0 views
♥, NEW MODEL ♥ take my control and lets have fun/AT GOAL: FULLY VERY HOT / 50% off on my SNAPCHAT [92 tokens remaining]
Date: October 28, 2022
♥, NEW MODEL ♥ take my control and lets have fun/AT GOAL: FULLY VERY HOT / 50% off on my SNAPCHAT [92 tokens remaining]
This is a huge breach in trust! Honestly, I don’t know how you can get past this.
If he can hide something like this from you, what else is he capable of hiding?
He should have sat you down and told you about his dad and stepmoms request as soon as it was made. Not only did he not do that, but he then proceeded to hide his decision, and then all the subsequent procedure he needed to attend to donate. How utterly disheartening that you had to hear this type of news from your SMIL.
I’m so sorry this happened. You deserve better from your husband!
Down the rabbit hole I went
It’s totally too large for a cell phone, I kept breaking phones and I finally realized they are just too big for my small hands. I now have a 13 mini and never drop it.

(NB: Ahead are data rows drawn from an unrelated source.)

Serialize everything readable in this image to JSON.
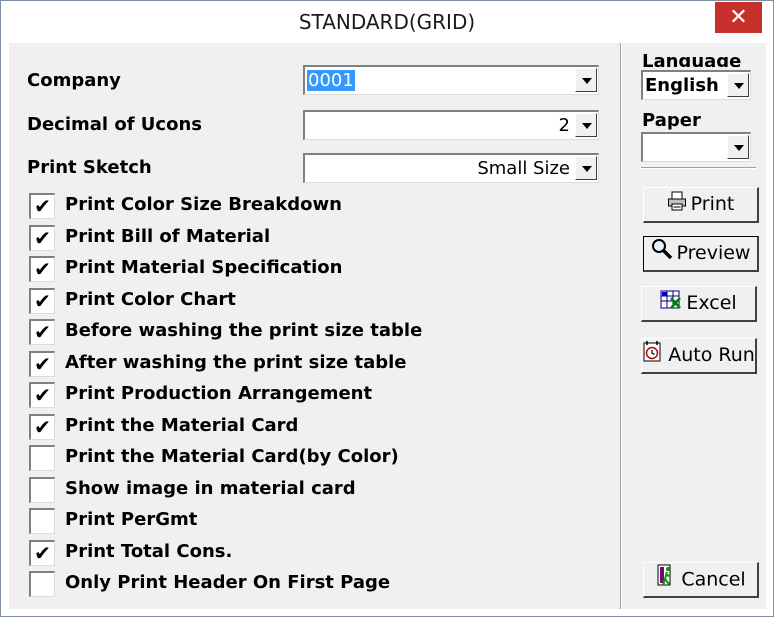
{
  "window": {
    "title": "STANDARD(GRID)",
    "close_glyph": "✕"
  },
  "fields": {
    "company": {
      "label": "Company",
      "value": "0001"
    },
    "decimal": {
      "label": "Decimal of Ucons",
      "value": "2"
    },
    "sketch": {
      "label": "Print Sketch",
      "value": "Small Size"
    }
  },
  "options": [
    {
      "label": "Print Color Size Breakdown",
      "checked": true
    },
    {
      "label": "Print Bill of Material",
      "checked": true
    },
    {
      "label": "Print Material Specification",
      "checked": true
    },
    {
      "label": "Print Color Chart",
      "checked": true
    },
    {
      "label": "Before washing the print size table",
      "checked": true
    },
    {
      "label": "After washing the print size table",
      "checked": true
    },
    {
      "label": "Print Production Arrangement",
      "checked": true
    },
    {
      "label": "Print the Material Card",
      "checked": true
    },
    {
      "label": "Print the Material Card(by Color)",
      "checked": false
    },
    {
      "label": "Show image in material card",
      "checked": false
    },
    {
      "label": "Print PerGmt",
      "checked": false
    },
    {
      "label": "Print Total Cons.",
      "checked": true
    },
    {
      "label": "Only Print Header On First Page",
      "checked": false
    }
  ],
  "side": {
    "language_label": "Language",
    "language_value": "English",
    "paper_label": "Paper",
    "paper_value": ""
  },
  "buttons": {
    "print": {
      "label": "Print",
      "icon": "printer-icon"
    },
    "preview": {
      "label": "Preview",
      "icon": "magnifier-icon"
    },
    "excel": {
      "label": "Excel",
      "icon": "excel-icon"
    },
    "autorun": {
      "label": "Auto Run",
      "icon": "clock-icon"
    },
    "cancel": {
      "label": "Cancel",
      "icon": "exit-door-icon"
    }
  },
  "check_glyph": "✔"
}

You mean, you ran away from your problems and then went back to it after it have gotten worse.
This is the level of care your bf will give to something completely dependent on him. Is this the kind of partner you want? What happens if you need to be taken care of?
If you’re not ready to call the relationship done, then I’d tell him he needs to look into doggy daycare and you’re getting your own place again. It’s not okay that you sacrifice your mental health and career for his dog.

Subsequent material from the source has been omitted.